Luke Rosiak on November 6, 2019
- President Donald Trump is reportedly set to hire Pam Bondi to advise on impeachment. Bondi is a foreign agent for lobbying firm Ballard Strategies.
- Ballard Strategies represented Halkbank, a now-indicted Turkey-controlled bank.
- Rudy Giuliani represented a trader who was implicated in the case and who testified against the bank’s CEO, and Giuliani allegedly asked Trump to get charges dropped in 2017, a request former Secretary of State Rex Tillerson rejected as inappropriate.
President Donald Trump is reportedly set to hire Pam Bondi to advise him on strategies for dealing with Democrats’ impeachment efforts, which relate to allegations that he and his attorney Rudy Giuliani improperly mixed politics and foreign affairs.
Foreign agent disclosures show that Bondi became a registered foreign agent in July for lobbying firm Ballard Strategies, a lobbying firm that also represented Halkbank, a Turkish government-controlled bank that played a role in an earlier effort where Trump allegedly made an improper request to help a Giuliani client.
Federal prosecutors charged Halkbank on Oct. 15 with fraud, money laundering and participation in a multi-billion dollar scheme to evade U.S. sanctions on Iran. Ballard Strategies also represented Halkbank.
“We terminated that relationship the same day or within 24 hours of their indictment,” Justin Sayfie, a Ballard spokesman, told the Daily Caller News Foundation.
An Iranian-Turkish gold trader named Reza Zarrab pleaded guilty to related charges in October 2017 and testified against the CEO of Halbank, also alleging that Turkish President Recep Tayyip Erdogan knew of and supported the effort on behalf of Iran, Bloomberg reported.
Giuliani represented Zarrab and was attempting to seek a “diplomatic solution for his client outside the courts,” Bloomberg noted.

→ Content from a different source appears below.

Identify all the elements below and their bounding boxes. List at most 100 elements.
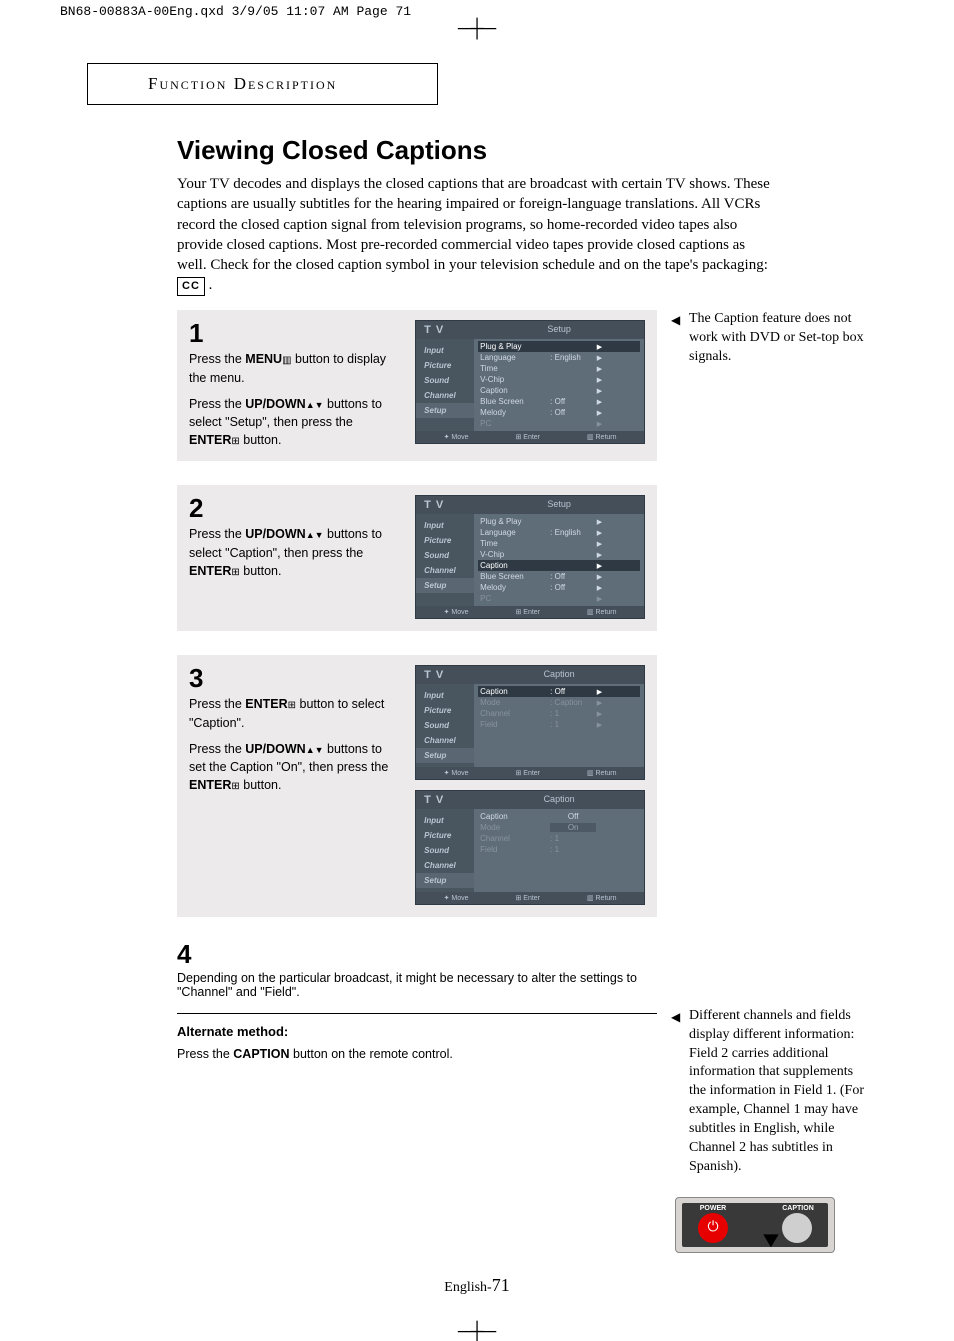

Trump pressed former Secretary of State Rex Tillerson to get the Department of Justice to drop the case against Zarrab in 2017, Bloomberg reported. Bloomberg said three people with knowledge of the exchange were shocked by the request and that Tillerson rejected it as inappropriate. The Washington Post reported Giuliani was in the room at the time.
“Suppose I did talk to Trump about it — so what?” Giuliani told Bloomberg. “Maybe at some point I dropped his name in a conversation. Or maybe one of his people talked to him about it because I was trying to do a prisoner swap” with American pastor Andrew Brunson, who was jailed in Turkey.
“We don’t know anything about that,” Sayfie said of Giuliani.
Bloomberg said the 2017 exchange came to light because of allegations that Trump similarly made inappropriate requests related to Ukraine, with Giuliani also playing a role.
The Turkish case was on Trump’s mind to such an extent that when Sen. Lindsey Graham was tricked into talking with a Russian prankster he thought was Turkey’s minister of defense in August. The South Carolina Republican said Trump “was very keen on the bank case. … You know the one involving the Turkish bank?”
“We don’t want the bank case to get out of hand,” Graham said.
Trump is expected to hire Bondi, a former Florida attorney general, this week to advise on impeachment strategy, The Wall Street Journal reported Wednesday, citing senior administration officials. WSJ said she and another prospective impeachment aide are “expected to leave their current firms and return after completing their temporary assignments.”
Upon taking office, Trump issued an executive order saying, “Every appointee in every executive agency” must agree that “I will not, at any time after the termination of my employment in the United States Government, engage in any activity on behalf of any foreign government.”
Sayfie said Bondi will “abide by any rules that apply” if she goes to work for the White House.
Bondi became a foreign agent for Qatar in July, working for Ballard Strategies. “Will work to advice, council [sic], and assist in matters related to combating [sic] human trafficking,” her Foreign Agents Registration Act disclosure says.
A serf class of 2 million Indian and Nepalese, or seven for every Qatari, serve Qatar’s elites, and until recently they were barred from leaving without their employers’ permission. Nepalese laborers died at a rate of almost one a day in Qatar while building the World Cup stadium and working on other projects, according to The Guardian.
Numerous westerners have been trapped in the country against their will for years, the DCNF previously reported.